An Analytical Approach for Dispatch Operations of Emergency Medical Services: A Case Study of COVID-19

ABSTRACT: Emergency medical services (EMS) aims to deliver timely ambulatory care to incidents in communities. However, the operations of EMS may contend with suddenly increasing demands resulting from unexpected disasters such as disease outbreaks (e.g., COVID-19) or hurricanes. To this end, it usually requires better strategical decisions to dispatch, allocate, and reallocate EMS resources to meet the demand changes over time in terms of demographic and geographic distribution of incidents. In this study, we focus on the operation of the EMS resources (i.e., ambulance dispatch) in response to a demand disruption amid the COVID-19 pandemic. Specifically, we present a analytical framework to (1) analyze the underlying demographic and geographic patterns of emergency incidents and EMS resources; (2) develop a mathematical programming model to identify potential demand gaps of EMS coverage across different districts; and (3) provide a remedial reallocation solution to the EMS system with the existing ambulance capacity. The proposed method is validated with emergency response incident data in New York City for the first COVID-19 surge from March to April 2020. We found that it takes a long incident response time to scenes which reflects unexpected incident demands during COVID-19 surge. To cover such disruptive demands, ambulances need to be reallocated between service districts while meeting the response time standard.
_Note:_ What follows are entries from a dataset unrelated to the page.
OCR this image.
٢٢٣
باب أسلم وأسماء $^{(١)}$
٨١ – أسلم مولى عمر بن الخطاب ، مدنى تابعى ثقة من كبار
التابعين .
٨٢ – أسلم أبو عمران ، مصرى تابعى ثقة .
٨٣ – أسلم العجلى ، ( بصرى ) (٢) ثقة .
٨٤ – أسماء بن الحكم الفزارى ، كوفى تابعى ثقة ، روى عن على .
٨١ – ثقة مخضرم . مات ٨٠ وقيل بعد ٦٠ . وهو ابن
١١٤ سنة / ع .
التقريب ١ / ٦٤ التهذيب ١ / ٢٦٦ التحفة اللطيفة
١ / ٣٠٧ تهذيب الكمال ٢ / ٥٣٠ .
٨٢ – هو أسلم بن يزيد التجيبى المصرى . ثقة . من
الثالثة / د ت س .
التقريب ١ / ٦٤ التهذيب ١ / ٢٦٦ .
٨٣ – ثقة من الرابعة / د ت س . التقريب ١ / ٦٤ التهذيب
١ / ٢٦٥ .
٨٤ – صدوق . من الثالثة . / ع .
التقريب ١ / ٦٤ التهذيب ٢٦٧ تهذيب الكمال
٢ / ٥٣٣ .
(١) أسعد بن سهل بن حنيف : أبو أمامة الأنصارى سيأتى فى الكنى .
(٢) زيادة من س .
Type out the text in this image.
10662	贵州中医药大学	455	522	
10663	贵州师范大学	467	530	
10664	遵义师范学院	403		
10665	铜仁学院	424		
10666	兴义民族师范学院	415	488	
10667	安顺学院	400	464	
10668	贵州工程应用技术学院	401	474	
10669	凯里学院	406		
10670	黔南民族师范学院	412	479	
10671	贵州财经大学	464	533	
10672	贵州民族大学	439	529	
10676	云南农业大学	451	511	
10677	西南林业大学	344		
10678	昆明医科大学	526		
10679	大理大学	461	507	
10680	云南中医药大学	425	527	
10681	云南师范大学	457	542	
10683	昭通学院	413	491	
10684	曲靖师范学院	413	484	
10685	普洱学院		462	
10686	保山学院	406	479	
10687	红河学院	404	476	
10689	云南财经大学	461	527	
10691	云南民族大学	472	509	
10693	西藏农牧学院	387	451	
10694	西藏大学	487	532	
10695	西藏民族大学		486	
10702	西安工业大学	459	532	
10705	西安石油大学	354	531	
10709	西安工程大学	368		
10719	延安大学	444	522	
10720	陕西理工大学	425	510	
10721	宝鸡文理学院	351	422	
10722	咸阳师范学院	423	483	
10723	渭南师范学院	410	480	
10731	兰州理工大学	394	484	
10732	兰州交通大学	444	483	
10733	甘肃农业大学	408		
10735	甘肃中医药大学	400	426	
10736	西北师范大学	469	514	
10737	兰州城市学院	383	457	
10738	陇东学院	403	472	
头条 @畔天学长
The proposed framework can be potentially applied to similar disruptive scenarios in the future and other operational systems disrupted by other disasters. HIGHLIGHTS: We propose an analytical framework using optimization modeling and simulation techniques for EMS resource allocation in response to a demand disruption amid the COVID-19 pandemic. We propose mathematical programming models to identify potential demand gaps of EMS coverage across different districts. We provide a remedial reallocation solution to the EMS system with the existing ambulance capacity.